Examples like these, together with prominent writers like Joyce Carol Oates and Jay Parini, show readers of Truthful Fictions that biographical novels accomplish more than just offering an entertaining version of a historical subject. At times, I wished for a more in-depth analysis of reasons for the genre’s ascension; surely postmodernism is not the only theory that can illuminate the biographical novel, and the parallel ascension of the memoir genre during these decades deserves attention in Truthful Fictions. However, this book will reward readers who are curious about the individual authors and novels discussed. The distance between literary critics and contemporary fiction writers is another point of interest; Lackey avoids theory and jargon in the interviews because “most of the writers in this volume consider it mind-numbing and intellectually reductive” (25). In fact, he writes in his introduction, “One writer went so far as to say to me off the record that the current crisis in the humanities is a consequence of theory’s alienating, obscure, and anti-democratic jargon (25).

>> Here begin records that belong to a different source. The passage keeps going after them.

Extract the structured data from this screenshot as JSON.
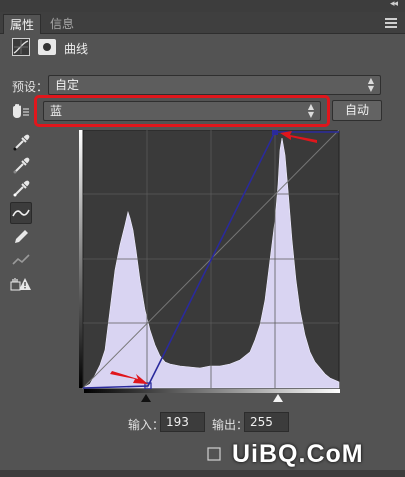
{
  "tabs": [
    {
      "label": "属性",
      "active": true
    },
    {
      "label": "信息",
      "active": false
    }
  ],
  "panel": {
    "title": "曲线",
    "collapse_glyph": "◂◂",
    "close_glyph": "✕"
  },
  "preset": {
    "label": "预设：",
    "value": "自定"
  },
  "channel": {
    "value": "蓝",
    "auto_label": "自动",
    "highlight_color": "#e0161c"
  },
  "tools": [
    {
      "icon": "on-image-adjust-icon"
    },
    {
      "icon": "black-point-eyedropper-icon"
    },
    {
      "icon": "gray-point-eyedropper-icon"
    },
    {
      "icon": "white-point-eyedropper-icon"
    },
    {
      "icon": "curve-edit-points-icon",
      "selected": true
    },
    {
      "icon": "pencil-draw-icon"
    },
    {
      "icon": "smooth-curve-icon"
    },
    {
      "icon": "clipping-warning-icon"
    }
  ],
  "curves": {
    "histogram_color": "#d9d4f2",
    "curve_color": "#2a2a9c",
    "arrow_color": "#e0161c",
    "input_black": 0,
    "input_white": 193,
    "output_white": 255
  },
  "io": {
    "input_label": "输入：",
    "input_value": "193",
    "output_label": "输出：",
    "output_value": "255"
  },
  "watermark": {
    "text": "UiBQ.CoM"
  }
}
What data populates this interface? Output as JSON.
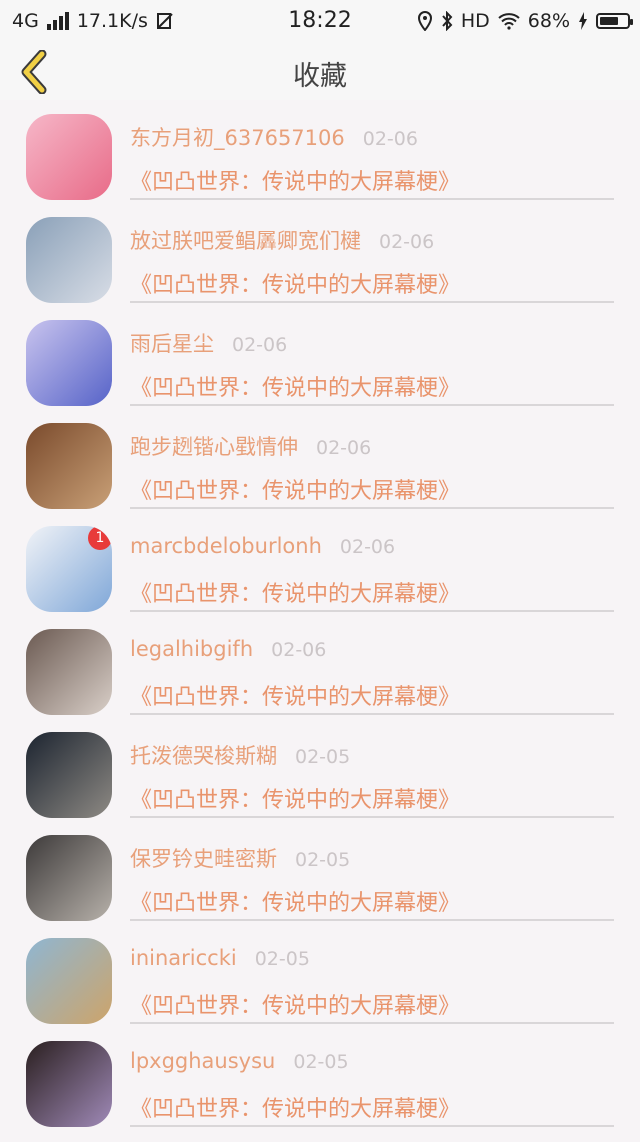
{
  "status_bar": {
    "network": "4G",
    "speed": "17.1K/s",
    "time": "18:22",
    "hd": "HD",
    "battery_percent": "68%",
    "battery_level": 0.68
  },
  "nav": {
    "title": "收藏"
  },
  "favorites": [
    {
      "name": "东方月初_637657106",
      "date": "02-06",
      "title": "《凹凸世界：传说中的大屏幕梗》",
      "avatar_colors": [
        "#f6b7c8",
        "#e86b88"
      ]
    },
    {
      "name": "放过朕吧爱鲳羼卿宽们楗",
      "date": "02-06",
      "title": "《凹凸世界：传说中的大屏幕梗》",
      "avatar_colors": [
        "#8aa0b8",
        "#d8dde6"
      ]
    },
    {
      "name": "雨后星尘",
      "date": "02-06",
      "title": "《凹凸世界：传说中的大屏幕梗》",
      "avatar_colors": [
        "#c9c4ee",
        "#5663c8"
      ]
    },
    {
      "name": "跑步趔锴心戥情伸",
      "date": "02-06",
      "title": "《凹凸世界：传说中的大屏幕梗》",
      "avatar_colors": [
        "#7a4a2c",
        "#c9a077"
      ]
    },
    {
      "name": "marcbdeloburlonh",
      "date": "02-06",
      "title": "《凹凸世界：传说中的大屏幕梗》",
      "avatar_colors": [
        "#f1f3f7",
        "#7fa7d8"
      ],
      "badge": "1"
    },
    {
      "name": "legalhibgifh",
      "date": "02-06",
      "title": "《凹凸世界：传说中的大屏幕梗》",
      "avatar_colors": [
        "#6b5a52",
        "#d9cfc8"
      ]
    },
    {
      "name": "托泼德哭梭斯糊",
      "date": "02-05",
      "title": "《凹凸世界：传说中的大屏幕梗》",
      "avatar_colors": [
        "#1c2430",
        "#8e8a84"
      ]
    },
    {
      "name": "保罗钤史畦密斯",
      "date": "02-05",
      "title": "《凹凸世界：传说中的大屏幕梗》",
      "avatar_colors": [
        "#3d3a3a",
        "#b7b1aa"
      ]
    },
    {
      "name": "ininariccki",
      "date": "02-05",
      "title": "《凹凸世界：传说中的大屏幕梗》",
      "avatar_colors": [
        "#8fb6d2",
        "#cda46a"
      ]
    },
    {
      "name": "lpxgghausysu",
      "date": "02-05",
      "title": "《凹凸世界：传说中的大屏幕梗》",
      "avatar_colors": [
        "#2a1f1f",
        "#a08ab8"
      ]
    }
  ]
}
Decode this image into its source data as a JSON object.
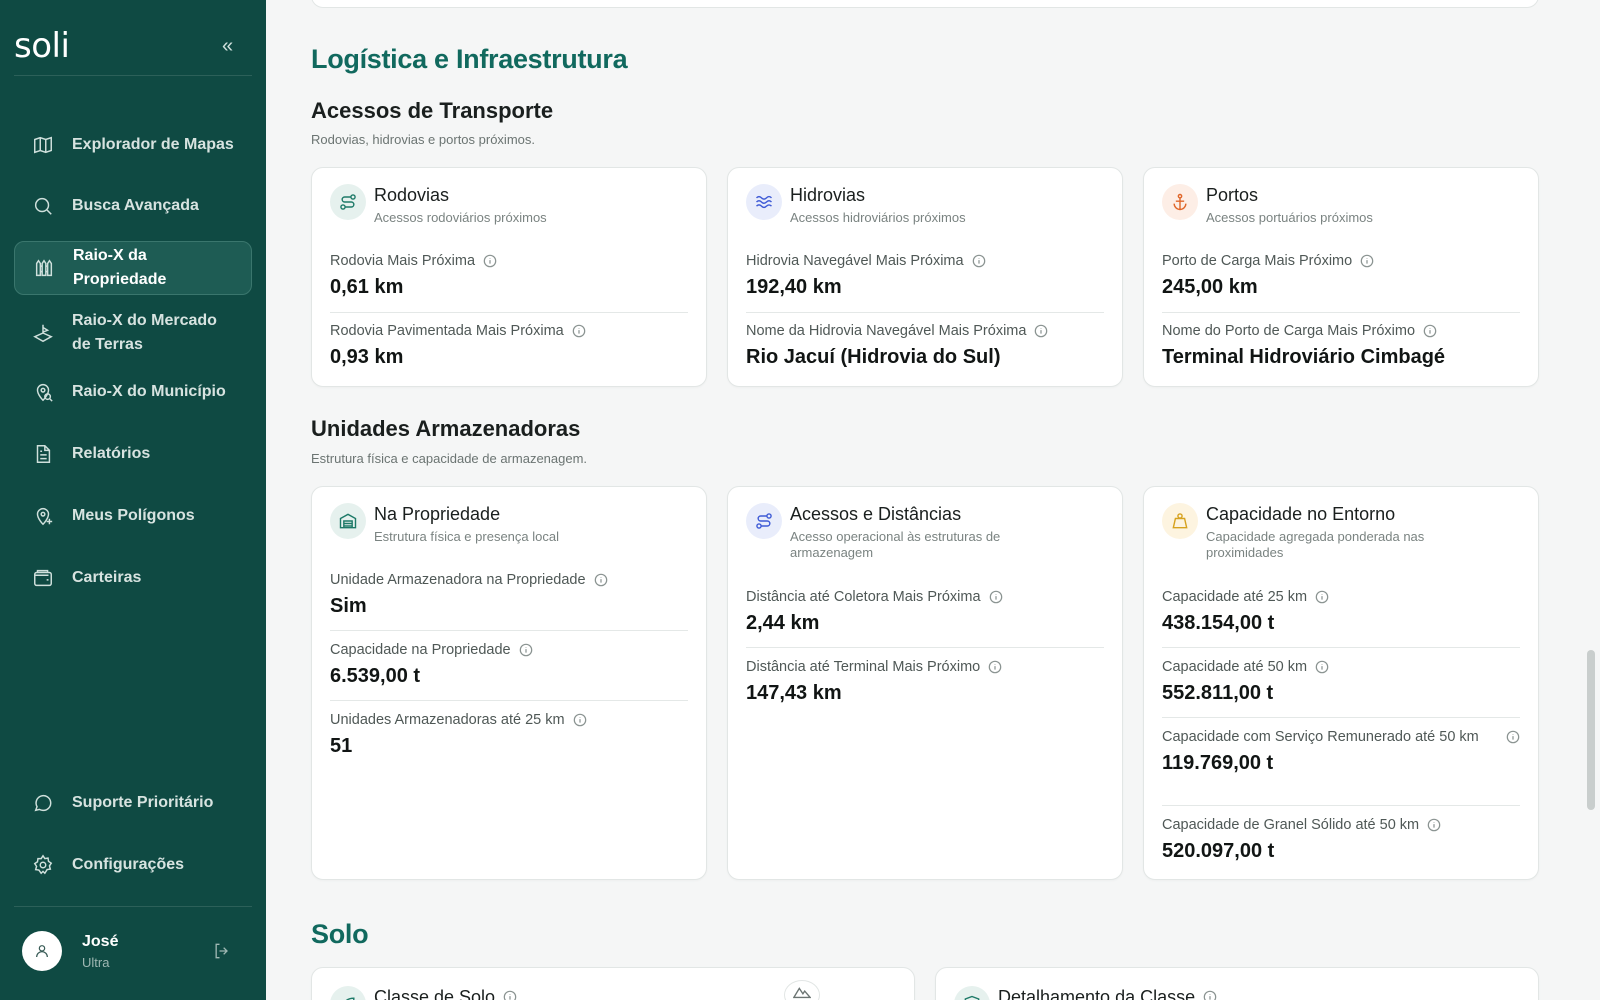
{
  "sidebar": {
    "logo": "soli",
    "collapse_icon": "chevrons-left-icon",
    "items": [
      {
        "label": "Explorador de Mapas",
        "icon": "map-icon"
      },
      {
        "label": "Busca Avançada",
        "icon": "search-icon"
      },
      {
        "label": "Raio-X da Propriedade",
        "icon": "fence-icon",
        "active": true
      },
      {
        "label": "Raio-X do Mercado de Terras",
        "icon": "landplot-icon"
      },
      {
        "label": "Raio-X do Município",
        "icon": "map-pin-search-icon"
      },
      {
        "label": "Relatórios",
        "icon": "document-icon"
      },
      {
        "label": "Meus Polígonos",
        "icon": "pin-plus-icon"
      },
      {
        "label": "Carteiras",
        "icon": "wallet-icon"
      },
      {
        "label": "Suporte Prioritário",
        "icon": "chat-icon"
      },
      {
        "label": "Configurações",
        "icon": "gear-icon"
      }
    ],
    "user": {
      "name": "José",
      "plan": "Ultra"
    }
  },
  "main": {
    "section_logistica": "Logística e Infraestrutura",
    "transporte": {
      "title": "Acessos de Transporte",
      "subtitle": "Rodovias, hidrovias e portos próximos.",
      "cards": [
        {
          "title": "Rodovias",
          "subtitle": "Acessos rodoviários próximos",
          "icon": "route-icon",
          "metrics": [
            {
              "label": "Rodovia Mais Próxima",
              "value": "0,61 km"
            },
            {
              "label": "Rodovia Pavimentada Mais Próxima",
              "value": "0,93 km"
            }
          ]
        },
        {
          "title": "Hidrovias",
          "subtitle": "Acessos hidroviários próximos",
          "icon": "waves-icon",
          "metrics": [
            {
              "label": "Hidrovia Navegável Mais Próxima",
              "value": "192,40 km"
            },
            {
              "label": "Nome da Hidrovia Navegável Mais Próxima",
              "value": "Rio Jacuí (Hidrovia do Sul)"
            }
          ]
        },
        {
          "title": "Portos",
          "subtitle": "Acessos portuários próximos",
          "icon": "anchor-icon",
          "metrics": [
            {
              "label": "Porto de Carga Mais Próximo",
              "value": "245,00 km"
            },
            {
              "label": "Nome do Porto de Carga Mais Próximo",
              "value": "Terminal Hidroviário Cimbagé"
            }
          ]
        }
      ]
    },
    "armazenadoras": {
      "title": "Unidades Armazenadoras",
      "subtitle": "Estrutura física e capacidade de armazenagem.",
      "cards": [
        {
          "title": "Na Propriedade",
          "subtitle": "Estrutura física e presença local",
          "icon": "warehouse-icon",
          "metrics": [
            {
              "label": "Unidade Armazenadora na Propriedade",
              "value": "Sim"
            },
            {
              "label": "Capacidade na Propriedade",
              "value": "6.539,00 t"
            },
            {
              "label": "Unidades Armazenadoras até 25 km",
              "value": "51"
            }
          ]
        },
        {
          "title": "Acessos e Distâncias",
          "subtitle": "Acesso operacional às estruturas de armazenagem",
          "icon": "route-icon",
          "metrics": [
            {
              "label": "Distância até Coletora Mais Próxima",
              "value": "2,44 km"
            },
            {
              "label": "Distância até Terminal Mais Próximo",
              "value": "147,43 km"
            }
          ]
        },
        {
          "title": "Capacidade no Entorno",
          "subtitle": "Capacidade agregada ponderada nas proximidades",
          "icon": "weight-icon",
          "metrics": [
            {
              "label": "Capacidade até 25 km",
              "value": "438.154,00 t"
            },
            {
              "label": "Capacidade até 50 km",
              "value": "552.811,00 t"
            },
            {
              "label": "Capacidade com Serviço Remunerado até 50 km",
              "value": "119.769,00 t"
            },
            {
              "label": "Capacidade de Granel Sólido até 50 km",
              "value": "520.097,00 t"
            }
          ]
        }
      ]
    },
    "section_solo": "Solo",
    "solo_cards": [
      {
        "title": "Classe de Solo",
        "icon": "leaf-icon"
      },
      {
        "title": "Detalhamento da Classe",
        "icon": "shield-icon"
      }
    ]
  }
}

Ultimately, the writers’ comments on the process of research and writing and their ideas about the appeal of biographical novel supplant Lackey’s questions and conjectures. The novelist, readers learn, has more tools at his or her disposal than the writer who feels bound to verifiable, historical records. History is one of those narrative tools, and while it is one that the literary establishment has not always understood, it has led to particularly rewarding and relevant novels in recent decades.